A friend of mine would often argue: “If it’s not broken why fix it?” She used to manage a small clothing business in Bahrain.
Her first collection was extremely popular and her line was picked up by a number of boutiques. But she did not evolve her designs any further, refusing to keep up with the latest fashion trends or integrate them into her work.
Instead she stuck to her tried and tested formula, continuing to produce the same line of clothing with minor variations. Soon enough, the boutiques she worked with cancelled their consignment agreement and stopped submitting new orders. She was devastated, and to avoid damaging her business any further, she lowered her prices. It worked for a while but eventually she closed the enterprise down.
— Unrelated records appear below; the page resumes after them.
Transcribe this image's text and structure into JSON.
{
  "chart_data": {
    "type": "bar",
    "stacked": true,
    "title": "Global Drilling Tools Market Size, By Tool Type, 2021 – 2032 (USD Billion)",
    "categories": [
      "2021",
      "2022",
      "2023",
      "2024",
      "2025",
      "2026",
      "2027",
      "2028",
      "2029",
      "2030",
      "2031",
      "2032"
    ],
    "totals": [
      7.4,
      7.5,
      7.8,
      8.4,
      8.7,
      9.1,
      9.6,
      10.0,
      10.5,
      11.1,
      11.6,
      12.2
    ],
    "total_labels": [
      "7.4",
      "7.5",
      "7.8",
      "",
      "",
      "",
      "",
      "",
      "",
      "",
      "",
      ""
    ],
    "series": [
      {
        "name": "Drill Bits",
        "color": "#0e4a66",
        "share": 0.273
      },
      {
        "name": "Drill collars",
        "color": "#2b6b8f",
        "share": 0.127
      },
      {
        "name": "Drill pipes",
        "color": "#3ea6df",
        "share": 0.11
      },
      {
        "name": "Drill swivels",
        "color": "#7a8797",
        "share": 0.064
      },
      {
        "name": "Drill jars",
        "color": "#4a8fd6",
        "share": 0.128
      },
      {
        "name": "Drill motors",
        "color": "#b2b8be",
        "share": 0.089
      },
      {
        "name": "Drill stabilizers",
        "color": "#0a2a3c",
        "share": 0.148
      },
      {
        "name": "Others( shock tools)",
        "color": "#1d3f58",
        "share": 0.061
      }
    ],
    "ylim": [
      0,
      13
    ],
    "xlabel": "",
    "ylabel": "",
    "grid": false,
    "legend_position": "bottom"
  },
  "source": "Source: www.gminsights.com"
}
A dentist I used to visit had a similar philosophy. His clinic was once the go-to place in Abu Dhabi but it’s not so any more. He never developed the business; during a recent visit with a friend, nothing had changed since my last visit seven years ago. He did not offer the latest in cosmetic dentistry – something his fellow competitors did – and by not doing so many of his customers took their business elsewhere.
This takes me to my next point. Use your customer’s loyalty and enthusiasm for your brand to help develop it further. You can do this by involving them in the process. Make them feel like it is their brand as much as it is yours. If you own an eatery, then ask your customers what they would like added to the menu.
Yes, the soul of your business should remain the same, but ignoring market trends could cost you customers.
By continuously developing and evolving, not only will you retain your current customers but you will also attract new ones.